Que vois-je par cette fenêtre ? vous, Monsieur, quand votre blessure...

ARTHUR.

Ah ! cette blessure, vous n’en avez pas été dupe.

LADY NELMOOR.

Mais que voulez-vous ?

ARTHUR.

Vous voir, vous parler seul un instant... Qu’il m’a fallu de peines pour arriver là !... mais eussé-je dû risquer dix fois ma vie, j’y serais parvenu.

LADY NELMOOR, reculant.

Oh ! laissez-moi.

ARTHUR.

Vous ne me fuirez pas, vous ne vous éloignerez pas ; songez, Madame, que depuis un mois que je vous cherche, je vous poursuis partout pour saisir ce moment, pour obtenir une explication nécessaire à mon bonheur, au vôtre peut-être.

LADY NELMOOR.

Monsieur...

ARTHUR.

Vous êtes la seule femme que j’aie aimée.

LADY NELMOOR.

Si je le demandais à Emma ?

ARTHUR.

Si j’ai offert à elle ou à d’autres cet hommage qu’un jeune homme ne peut refuser à la beauté, c’est qu’alors je ne vous connaissais pas... mais quand j’eus entendu votre voix si douce, vos paroles dont la grâce elle charme m’ont seuls révélé ce que la raison peut ajouter à l’esprit, ce que la bonté peut prendre d’empire sur le cœur, j’ai senti que c’était vous, Madame, que je devais aimer.

LADY NELMOOR.

M’aimer, moi si grave, si sérieuse...

ARTHUR.

Justement ; ne me fallait-il pas, dans l’objet de mon choix, de la raison pour deux ?

LADY NELMOOR.

Vous, si élégant, si frivole...

ARTHUR.

Ah ! cette austère sévérité de votre extérieur, cette simplicité qui prend autant de soin pour se dérober à nos hommages que les autres femmes en mettent à les chercher, n’est-ce pas un mérite qui n’appartient qu’à vous seule, et qui inspire plus d’admiration que tout l’art de la coquetterie ne peut inspirer d’amour ?

LADY NELMOOR, un peu troublée.

Monsieur, ne parlez pas ainsi, je ne dois ni neveux le permettre... Encore une fois, éloignez-vous !

ARTHUR.

Non, Madame ; j’ai appris que vous étiez engagée ; que, par je ne sais quelle erreur, vous croyiez trouver un sort heureux avec l’homme du monde le moins fait pour vous convenir.

LADY NELMOOR.

Son noble caractère, sa raison si sûre, conviennent à mes idées, à mes principes, à mes projets.

ARTHUR.

Vous vous trompez, Madame, car vous avez une âme tendre, quoique vertueuse ; le premier besoin d’une âme comme la vôtre est d’éprouver, en les inspirant, des sentiments tendres et vifs, et avec mon ami Normont, que ferez-vous de tout cela ?

LADY NELMOOR.

Mais, Monsieur...

ARTHUR.

Oh ! je m’y connais, et d’ailleurs j’étais trop intéressé pour ne pas tout voir : il n’y a qu’un instant, n’était-il pas là, près de vous ? et je cherchais, Madame, s’il y avait en lui quelque chose qui pût convenir à votre nature aimante et délicate.

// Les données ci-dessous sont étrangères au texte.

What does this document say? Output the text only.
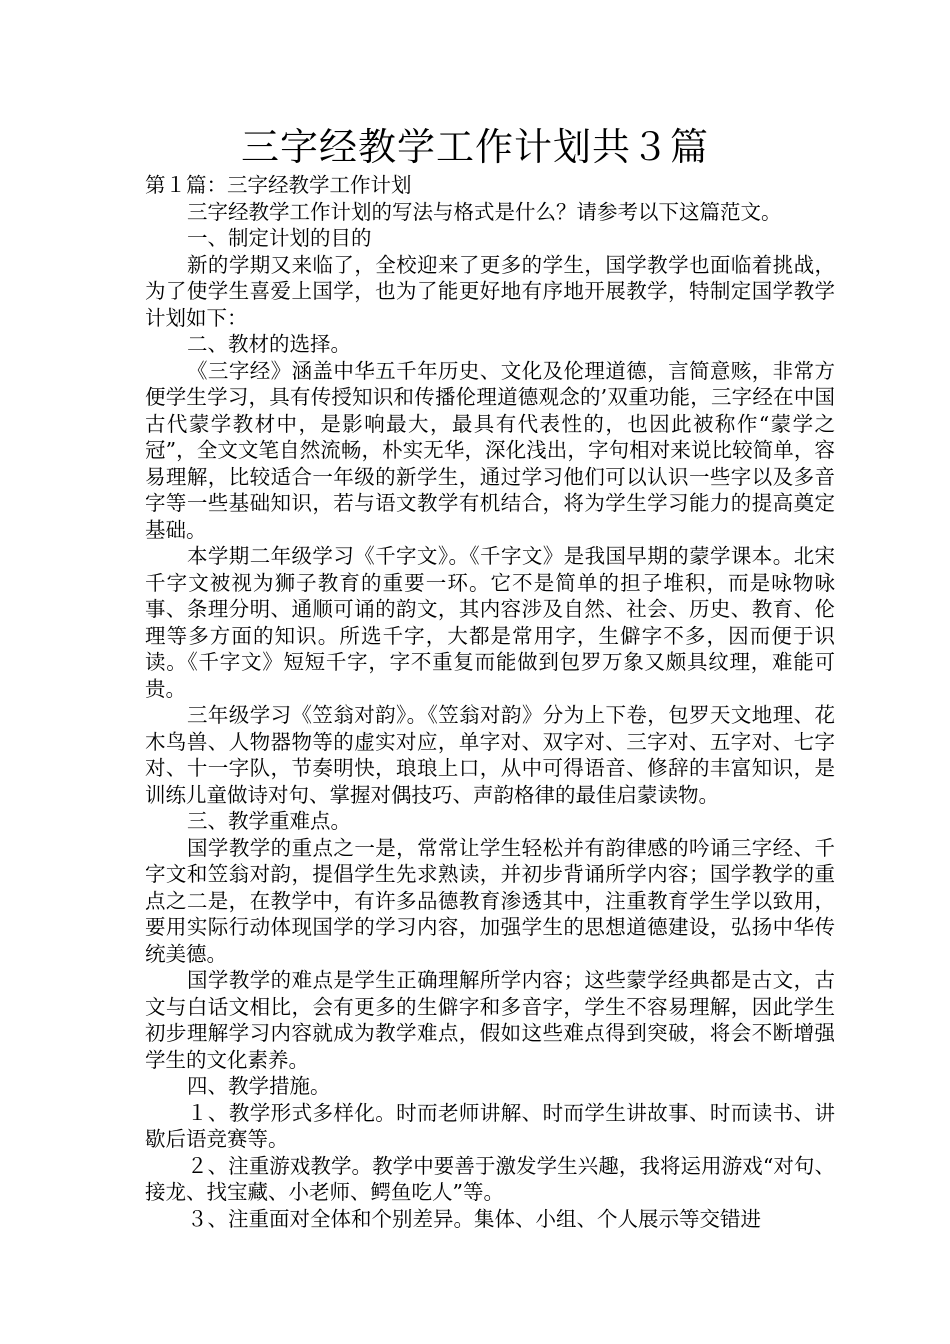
三字经教学工作计划共３篇

第１篇：三字经教学工作计划

三字经教学工作计划的写法与格式是什么？请参考以下这篇范文。

一、制定计划的目的

新的学期又来临了，全校迎来了更多的学生，国学教学也面临着挑战，为了使学生喜爱上国学，也为了能更好地有序地开展教学，特制定国学教学计划如下：

二、教材的选择。

《三字经》涵盖中华五千年历史、文化及伦理道德，言简意赅，非常方便学生学习，具有传授知识和传播伦理道德观念的’双重功能，三字经在中国古代蒙学教材中，是影响最大，最具有代表性的，也因此被称作“蒙学之冠”，全文文笔自然流畅，朴实无华，深化浅出，字句相对来说比较简单，容易理解，比较适合一年级的新学生，通过学习他们可以认识一些字以及多音字等一些基础知识，若与语文教学有机结合，将为学生学习能力的提高奠定基础。

本学期二年级学习《千字文》。《千字文》是我国早期的蒙学课本。北宋千字文被视为狮子教育的重要一环。它不是简单的担子堆积，而是咏物咏事、条理分明、通顺可诵的韵文，其内容涉及自然、社会、历史、教育、伦理等多方面的知识。所选千字，大都是常用字，生僻字不多，因而便于识读。《千字文》短短千字，字不重复而能做到包罗万象又颇具纹理，难能可贵。

三年级学习《笠翁对韵》。《笠翁对韵》分为上下卷，包罗天文地理、花木鸟兽、人物器物等的虚实对应，单字对、双字对、三字对、五字对、七字对、十一字队，节奏明快，琅琅上口，从中可得语音、修辞的丰富知识，是训练儿童做诗对句、掌握对偶技巧、声韵格律的最佳启蒙读物。

三、教学重难点。

国学教学的重点之一是，常常让学生轻松并有韵律感的吟诵三字经、千字文和笠翁对韵，提倡学生先求熟读，并初步背诵所学内容；国学教学的重点之二是，在教学中，有许多品德教育渗透其中，注重教育学生学以致用，要用实际行动体现国学的学习内容，加强学生的思想道德建设，弘扬中华传统美德。

国学教学的难点是学生正确理解所学内容；这些蒙学经典都是古文，古文与白话文相比，会有更多的生僻字和多音字，学生不容易理解，因此学生初步理解学习内容就成为教学难点，假如这些难点得到突破，将会不断增强学生的文化素养。

四、教学措施。

１、教学形式多样化。时而老师讲解、时而学生讲故事、时而读书、讲歇后语竞赛等。

２、注重游戏教学。教学中要善于激发学生兴趣，我将运用游戏“对句、接龙、找宝藏、小老师、鳄鱼吃人”等。

３、注重面对全体和个别差异。集体、小组、个人展示等交错进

Je regardais ses yeux, rien n’y paraissait, il n’y avait pas une émotion dans ses paroles ; le son de sa voix n’exprimait rien, et quant aux mouvements de son cœur, il n’en perçait aucun. Ah ! il n’est point de sentiments qui puissent se contraindre si bien qu’un rival ne les sache deviner. Il ne vous aime pas, Madame ; il est froid, il est glacé !... s’il sentait quelque chose, il s’animerait : l’amour est comme le feu, il échauffe du moins, s’il ne brûle pas ; non, Madame, il ne vous aime point, et quand il est des cœurs pleins d’amour, qui recevraient avec ravissement le bonheur que vous lui destinez, irez-vous lui donner un bien dont il ne saura pas comprendre tout le prix ?

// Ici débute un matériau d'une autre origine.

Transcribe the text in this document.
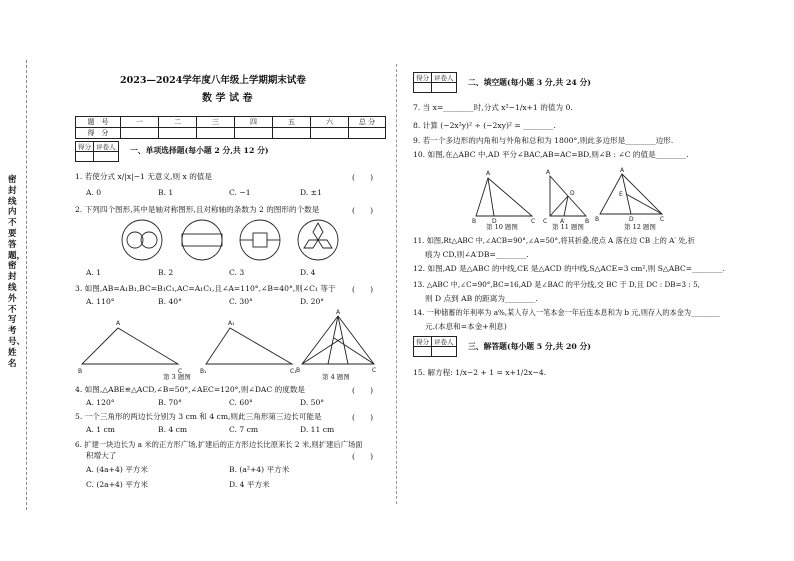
密封线内不要答题，密封线外不写考号、姓名
2023—2024学年度八年级上学期期末试卷
数 学 试 卷
题　号	一	二	三	四	五	六	总 分
得　分							
得分	评卷人
	一、单项选择题(每小题 2 分,共 12 分)
1. 若使分式 x/|x|−1 无意义,则 x 的值是	(　　)
A. 0	B. 1	C. −1	D. ±1
2. 下列四个图形,其中是轴对称图形,且对称轴的条数为 2 的图形的个数是	(　　)
A. 1	B. 2	C. 3	D. 4
3. 如图,AB=A₁B₁,BC=B₁C₁,AC=A₁C₁,且∠A=110°,∠B=40°,则∠C₁ 等于 (　　)
A. 110°	B. 40°	C. 30°	D. 20°
A
B	C
A₁
B₁	C₁
A
B	C
第 3 题图	第 4 题图
4. 如图,△ABE≌△ACD,∠B=50°,∠AEC=120°,则∠DAC 的度数是	(　　)
A. 120°	B. 70°	C. 60°	D. 50°
5. 一个三角形的两边长分别为 3 cm 和 4 cm,则此三角形第三边长可能是	(　　)
A. 1 cm	B. 4 cm	C. 7 cm	D. 11 cm
6. 扩建一块边长为 a 米的正方形广场,扩建后的正方形边长比原来长 2 米,则扩建后广场面
积增大了	(　　)
A. (4a+4) 平方米	B. (a²+4) 平方米
C. (2a+4) 平方米	D. 4 平方米
得分	评卷人
	二、填空题(每小题 3 分,共 24 分)
7. 当 x=________时,分式 x²−1/x+1 的值为 0.
8. 计算 (−2x²y)² ÷ (−2xy)² = ________.
9. 若一个多边形的内角和与外角和总和为 1800°,则此多边形是________边形.
10. 如图,在△ABC 中,AD 平分∠BAC,AB=AC=BD,则∠B : ∠C 的值是________.
A
B	D	C
A
C
D
A′	B
A
E
B	D	C
第 10 题图	第 11 题图	第 12 题图
11. 如图,Rt△ABC 中,∠ACB=90°,∠A=50°,将其折叠,使点 A 落在边 CB 上的 A′ 处,折
痕为 CD,则∠A′DB=________.
12. 如图,AD 是△ABC 的中线,CE 是△ACD 的中线,S△ACE=3 cm²,则 S△ABC=________.
13. △ABC 中,∠C=90°,BC=16,AD 是∠BAC 的平分线,交 BC 于 D,且 DC : DB=3 : 5,
则 D 点到 AB 的距离为________.
14. 一种储蓄的年利率为 a%,某人存入一笔本金一年后连本息和为 b 元,则存入的本金为________
元.(本息和=本金+利息)
得分	评卷人
	三、解答题(每小题 5 分,共 20 分)
15. 解方程: 1/x−2 + 1 = x+1/2x−4.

LADY NELMOOR, un peu émue.

En vérité, Monsieur ; ce langage doit me surprendre, et je ne sais de quel droit...

ARTHUR.

Du droit que me donne votre injustice envers moi, du droit que me donne l’amour le plus vrai, le plus sincère.

LADY NELMOOR, se réveillant.

Et je vous écoute ! et je vous réponds ! mais vraiment je suis aussi folle que vous.

M. DE VERPY, en dehors.

Ah çà ! où diantre êtes-vous donc, monsieur de Normont ?

LADY NELMOOR, inquiète.

C’est la voix de mon oncle.

ARTHUR, avec embarras.

Quoi, déjà !

NORMONT, en dehors.

Venez me délivrer, monsieur de Verpy, je suis enfermé.

LADY NELMOOR.

Enfermé ! comment ?

ARTHUR.

Oh ! ce n’est rien ; mais ils vont venir.

LADY NELMOOR, troublée.

Et que leur dirai-je ? Sortez, Monsieur, sortez.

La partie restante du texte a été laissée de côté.